Dirty Waters

Lovers of the outdoor life will be depressed - but hardly surprised - by the decision of North Tipperary County Council to prohibit…

Lovers of the outdoor life will be depressed - but hardly surprised - by the decision of North Tipperary County Council to prohibit swimming in the waters of Lough Derg. The closure of what is perhaps the Shannon's loveliest expanse of open water is now almost a fixed part of the Irish summer. It is a sadness and a shame.

It is surely telling that children will swim this summer in the waters of French, Italian or Austrian lakes - but that they run the risk of skin rashes and perhaps worse if they bathe in the fabled Shannon. Even now, European and American visitors, albeit in smaller numbers than we would wish, are holidaying on pleasure craft on our inland waterways. They are attracted here by images of placid waters, green, leafy countryside and a benign environment. Nobody told them when they decided to come here that if they chose to cool off by swimming from the deck at beautiful Dromineer or Garrykennedy they would be hazarding their health.

The pollution of Lough Derg is caused by eutrophication. Agricultural fertilisers run off the land, carried principally by rainwater into the lake. The lake is "enriched" and a green-blue algae is formed. It looks ugly and while it carries no lethal threat to humans it is dangerous to health. This pollution is but one example of the wider environmental issue described earlier this week in the Government's Sustainable Development Review.

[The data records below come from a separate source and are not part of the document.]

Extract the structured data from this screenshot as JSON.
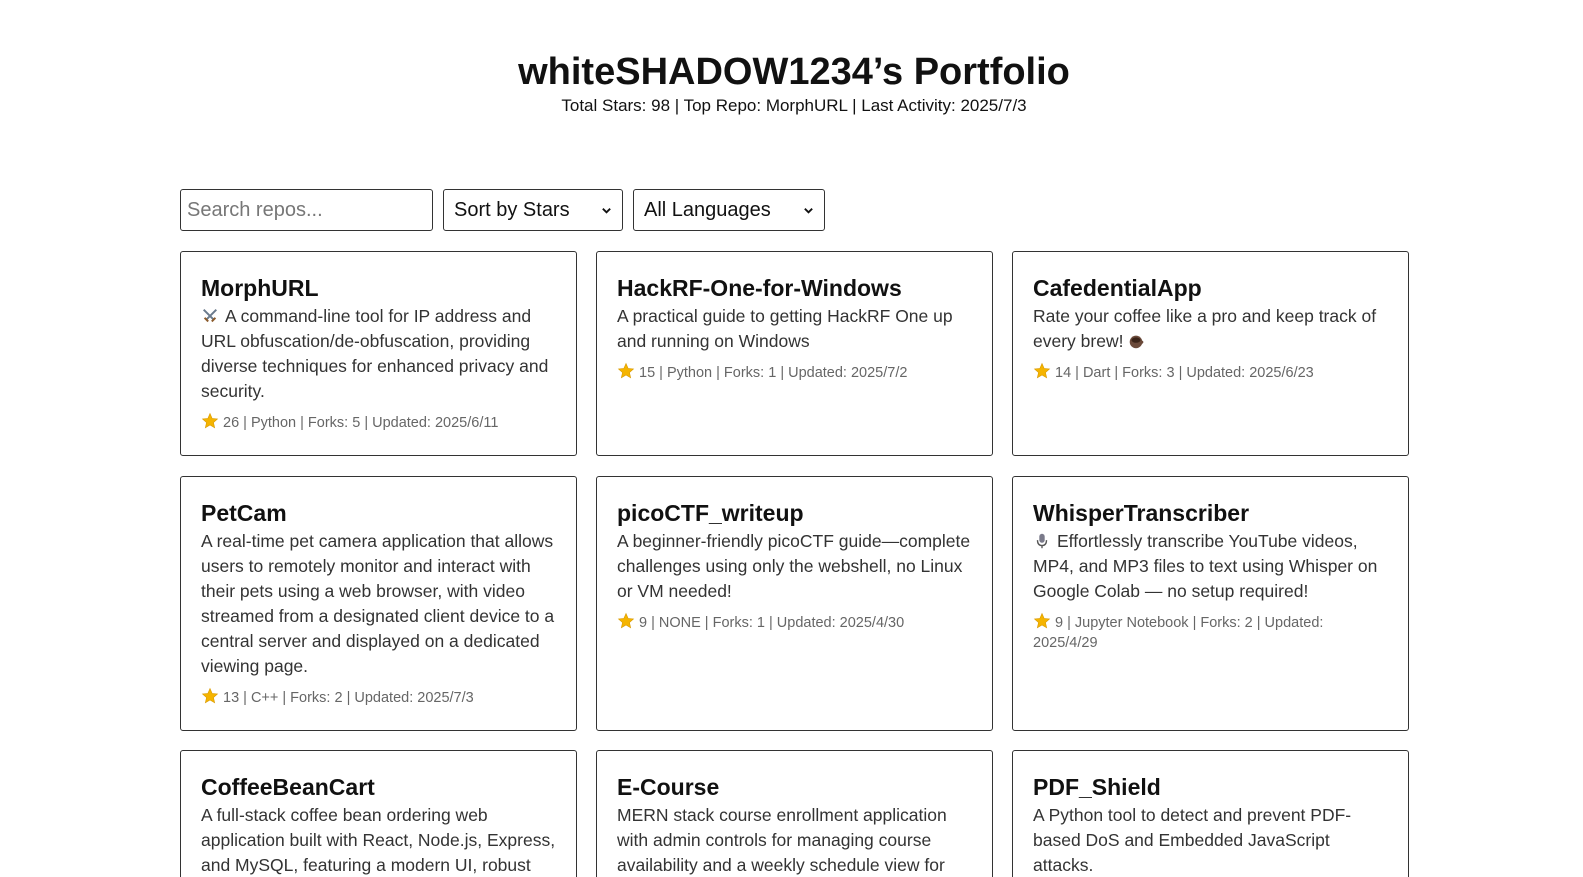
{
  "header": {
    "title": "whiteSHADOW1234’s Portfolio",
    "stats": "Total Stars: 98 | Top Repo: MorphURL | Last Activity: 2025/7/3"
  },
  "controls": {
    "search_placeholder": "Search repos...",
    "sort_selected": "Sort by Stars",
    "language_selected": "All Languages"
  },
  "repos": [
    {
      "name": "MorphURL",
      "icon": "crossed-swords-icon",
      "description": "A command-line tool for IP address and URL obfuscation/de-obfuscation, providing diverse techniques for enhanced privacy and security.",
      "meta": "26 | Python | Forks: 5 | Updated: 2025/6/11"
    },
    {
      "name": "HackRF-One-for-Windows",
      "description": "A practical guide to getting HackRF One up and running on Windows",
      "meta": "15 | Python | Forks: 1 | Updated: 2025/7/2"
    },
    {
      "name": "CafedentialApp",
      "icon": "coffee-icon",
      "description": "Rate your coffee like a pro and keep track of every brew!",
      "meta": "14 | Dart | Forks: 3 | Updated: 2025/6/23"
    },
    {
      "name": "PetCam",
      "description": "A real-time pet camera application that allows users to remotely monitor and interact with their pets using a web browser, with video streamed from a designated client device to a central server and displayed on a dedicated viewing page.",
      "meta": "13 | C++ | Forks: 2 | Updated: 2025/7/3"
    },
    {
      "name": "picoCTF_writeup",
      "description": "A beginner-friendly picoCTF guide—complete challenges using only the webshell, no Linux or VM needed!",
      "meta": "9 | NONE | Forks: 1 | Updated: 2025/4/30"
    },
    {
      "name": "WhisperTranscriber",
      "icon": "microphone-icon",
      "description": "Effortlessly transcribe YouTube videos, MP4, and MP3 files to text using Whisper on Google Colab — no setup required!",
      "meta": "9 | Jupyter Notebook | Forks: 2 | Updated: 2025/4/29"
    },
    {
      "name": "CoffeeBeanCart",
      "description": "A full-stack coffee bean ordering web application built with React, Node.js, Express, and MySQL, featuring a modern UI, robust"
    },
    {
      "name": "E-Course",
      "description": "MERN stack course enrollment application with admin controls for managing course availability and a weekly schedule view for"
    },
    {
      "name": "PDF_Shield",
      "description": "A Python tool to detect and prevent PDF-based DoS and Embedded JavaScript attacks."
    }
  ],
  "colors": {
    "star": "#f5b400",
    "border": "#333333",
    "meta_text": "#666666",
    "desc_text": "#333333"
  }
}
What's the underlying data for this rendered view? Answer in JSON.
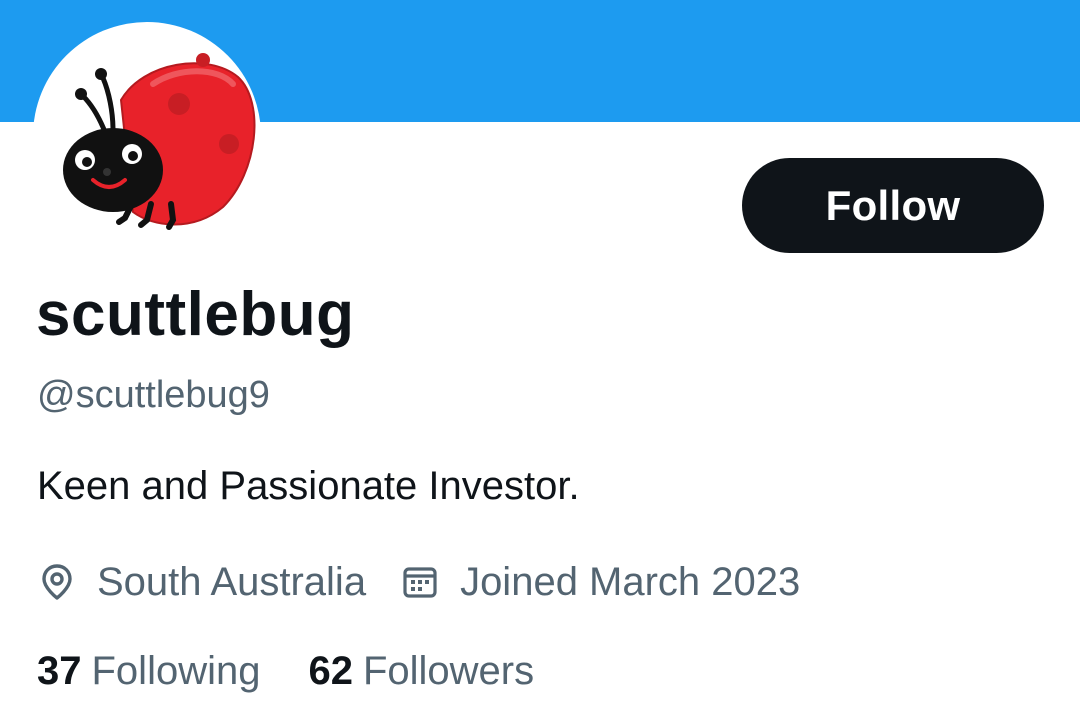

The Minister for the Environment, Mr Cullen, has promised that he will be vigorous in pursuit of the aims of the Review. In regard to agricultural pollution of the kind affecting Lough Derg that posits a two-pronged approach: education and enforcement. Much good work has been done, with the active support of the farmers' organisations, to spread the message. An impressive 89 per cent of the farmers around Lough Derg have responded to the first phase of the local council's scheme to restore the water quality. But even a handful of people, if they are sufficiently reckless and if their properties are within the drainage area, can wreak havoc. In such cases, rigid enforcement, to the full limits of the law, is the only solution.